• Rien à la télé qui pourtant ne me sert que de bruit de fond... je zappe, et là... cette fameuse mélodie de Julee Cruise.
    Tel un enchantement, elle pourrait avoir un effet hypnotique...

    Mystérieuse, parfois je la vis romantique, douce, tendre mais d'autres, comme ce soir, angoissante, terrifiante.
    L'ai-je associée à ce fameux Bob héros de Twin Peaks qu'elle illustre de ces notes ?
    Je n'ai jamais compris pourquoi ce personnage m'effrayait tant.
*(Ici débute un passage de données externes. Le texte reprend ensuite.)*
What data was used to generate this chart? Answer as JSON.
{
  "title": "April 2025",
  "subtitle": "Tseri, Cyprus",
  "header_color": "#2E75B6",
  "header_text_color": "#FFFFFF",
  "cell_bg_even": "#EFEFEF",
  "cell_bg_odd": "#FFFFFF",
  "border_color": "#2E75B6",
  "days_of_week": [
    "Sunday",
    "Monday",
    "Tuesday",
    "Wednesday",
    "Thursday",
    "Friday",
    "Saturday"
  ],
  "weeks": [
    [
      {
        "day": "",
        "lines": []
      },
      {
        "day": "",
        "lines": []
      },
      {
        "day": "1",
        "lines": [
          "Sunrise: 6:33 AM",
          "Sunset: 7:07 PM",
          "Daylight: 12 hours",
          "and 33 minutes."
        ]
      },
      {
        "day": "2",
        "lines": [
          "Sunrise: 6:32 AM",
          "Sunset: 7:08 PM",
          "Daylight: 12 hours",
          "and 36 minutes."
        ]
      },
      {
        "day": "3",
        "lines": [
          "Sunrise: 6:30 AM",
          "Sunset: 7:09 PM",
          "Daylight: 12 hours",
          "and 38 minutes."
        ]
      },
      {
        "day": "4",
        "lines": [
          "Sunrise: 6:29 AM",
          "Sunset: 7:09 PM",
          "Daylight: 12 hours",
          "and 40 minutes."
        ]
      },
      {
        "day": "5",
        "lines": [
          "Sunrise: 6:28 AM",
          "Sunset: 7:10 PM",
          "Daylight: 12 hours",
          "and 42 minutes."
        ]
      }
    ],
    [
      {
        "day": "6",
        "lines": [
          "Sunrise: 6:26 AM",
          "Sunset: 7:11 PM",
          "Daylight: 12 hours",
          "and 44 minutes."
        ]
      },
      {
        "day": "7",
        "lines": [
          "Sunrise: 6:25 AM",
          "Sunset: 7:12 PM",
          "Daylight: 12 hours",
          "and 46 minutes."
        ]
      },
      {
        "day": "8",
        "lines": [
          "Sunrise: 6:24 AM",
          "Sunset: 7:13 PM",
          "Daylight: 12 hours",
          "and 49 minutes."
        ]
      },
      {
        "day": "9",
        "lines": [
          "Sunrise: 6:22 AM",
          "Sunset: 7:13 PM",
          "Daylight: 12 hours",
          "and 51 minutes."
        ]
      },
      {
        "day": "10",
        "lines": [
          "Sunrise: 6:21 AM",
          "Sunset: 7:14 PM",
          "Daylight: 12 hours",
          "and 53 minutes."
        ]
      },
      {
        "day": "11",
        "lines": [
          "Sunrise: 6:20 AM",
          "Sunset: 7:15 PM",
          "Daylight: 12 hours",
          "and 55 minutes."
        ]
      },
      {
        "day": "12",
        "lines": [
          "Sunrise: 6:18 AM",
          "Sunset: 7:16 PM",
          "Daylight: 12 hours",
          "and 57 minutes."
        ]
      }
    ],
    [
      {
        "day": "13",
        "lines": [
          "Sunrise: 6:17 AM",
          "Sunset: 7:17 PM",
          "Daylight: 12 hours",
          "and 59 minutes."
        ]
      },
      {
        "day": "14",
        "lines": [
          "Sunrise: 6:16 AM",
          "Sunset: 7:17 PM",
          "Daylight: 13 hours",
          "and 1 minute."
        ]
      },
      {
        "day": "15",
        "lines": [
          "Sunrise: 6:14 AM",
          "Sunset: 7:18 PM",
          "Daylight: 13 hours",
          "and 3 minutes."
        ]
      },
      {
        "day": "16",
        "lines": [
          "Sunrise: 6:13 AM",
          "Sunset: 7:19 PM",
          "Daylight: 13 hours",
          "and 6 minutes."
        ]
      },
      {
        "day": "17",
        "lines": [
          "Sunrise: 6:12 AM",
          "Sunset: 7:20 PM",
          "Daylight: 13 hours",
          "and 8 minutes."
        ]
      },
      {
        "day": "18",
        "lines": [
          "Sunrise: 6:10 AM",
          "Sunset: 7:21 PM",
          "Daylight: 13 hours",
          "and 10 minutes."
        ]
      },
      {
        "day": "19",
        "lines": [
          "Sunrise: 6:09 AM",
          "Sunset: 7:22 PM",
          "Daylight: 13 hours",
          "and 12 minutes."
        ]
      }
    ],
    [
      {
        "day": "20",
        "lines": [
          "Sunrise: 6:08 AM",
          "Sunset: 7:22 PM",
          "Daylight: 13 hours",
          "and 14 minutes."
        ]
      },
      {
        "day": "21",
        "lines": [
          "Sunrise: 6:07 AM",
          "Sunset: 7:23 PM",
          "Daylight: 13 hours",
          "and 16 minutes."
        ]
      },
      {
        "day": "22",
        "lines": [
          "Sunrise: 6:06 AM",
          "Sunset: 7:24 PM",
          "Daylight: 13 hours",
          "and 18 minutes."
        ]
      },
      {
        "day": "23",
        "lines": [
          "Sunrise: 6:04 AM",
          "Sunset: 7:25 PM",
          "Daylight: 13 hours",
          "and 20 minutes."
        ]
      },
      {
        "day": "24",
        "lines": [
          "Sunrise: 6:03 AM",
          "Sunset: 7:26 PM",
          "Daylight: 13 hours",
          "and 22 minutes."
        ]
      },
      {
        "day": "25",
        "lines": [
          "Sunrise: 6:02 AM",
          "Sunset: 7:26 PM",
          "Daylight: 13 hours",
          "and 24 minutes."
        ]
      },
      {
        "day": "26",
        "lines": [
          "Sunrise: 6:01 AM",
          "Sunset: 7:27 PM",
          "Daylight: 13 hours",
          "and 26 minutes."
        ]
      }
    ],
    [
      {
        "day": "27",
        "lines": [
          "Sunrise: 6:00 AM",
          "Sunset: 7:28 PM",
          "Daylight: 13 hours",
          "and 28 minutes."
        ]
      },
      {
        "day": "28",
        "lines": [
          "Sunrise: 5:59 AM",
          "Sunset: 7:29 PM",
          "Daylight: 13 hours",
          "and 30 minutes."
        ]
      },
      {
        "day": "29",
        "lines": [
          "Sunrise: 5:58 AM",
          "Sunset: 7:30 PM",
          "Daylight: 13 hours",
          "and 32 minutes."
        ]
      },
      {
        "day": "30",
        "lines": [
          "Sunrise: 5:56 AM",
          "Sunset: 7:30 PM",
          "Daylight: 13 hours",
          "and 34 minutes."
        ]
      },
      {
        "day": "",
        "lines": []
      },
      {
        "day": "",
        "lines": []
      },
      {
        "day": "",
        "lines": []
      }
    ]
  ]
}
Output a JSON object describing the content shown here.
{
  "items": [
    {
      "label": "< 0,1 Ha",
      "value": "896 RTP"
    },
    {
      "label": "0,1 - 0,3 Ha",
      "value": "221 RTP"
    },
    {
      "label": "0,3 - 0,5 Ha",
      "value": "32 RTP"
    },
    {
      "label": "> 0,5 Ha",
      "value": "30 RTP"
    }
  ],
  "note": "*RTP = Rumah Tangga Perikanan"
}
    J'ai beau écrire, mon esprit est attiré par les dialogues de l'épisode qui vient de commencer.
    Etrange... un des amants de Laura, Harold, parle de ses orchidées et précise qu'une d'elle fut le dernier cadeau offert à Laura avant sa mort.

    B. m'en a offerte une avant de décider que je méritais mieux que lui... 

    Quelle ironie !

    Avant hier mon père m'a laissé sous-entendre qu'ils avaient parlé mais pire et là, sans mots cachés qu'il pensait que mon ex-mari risquait de passer à un acte suicidaire.
    Je n'ai jamais ignoré cette possibilité, et s'en veut tellement de ne pouvoir me décrocher cette lune que je refuse, n'en ayant nullement besoin pour être heureuse, mais bon, c'est ainsi, triste, mais irréversible.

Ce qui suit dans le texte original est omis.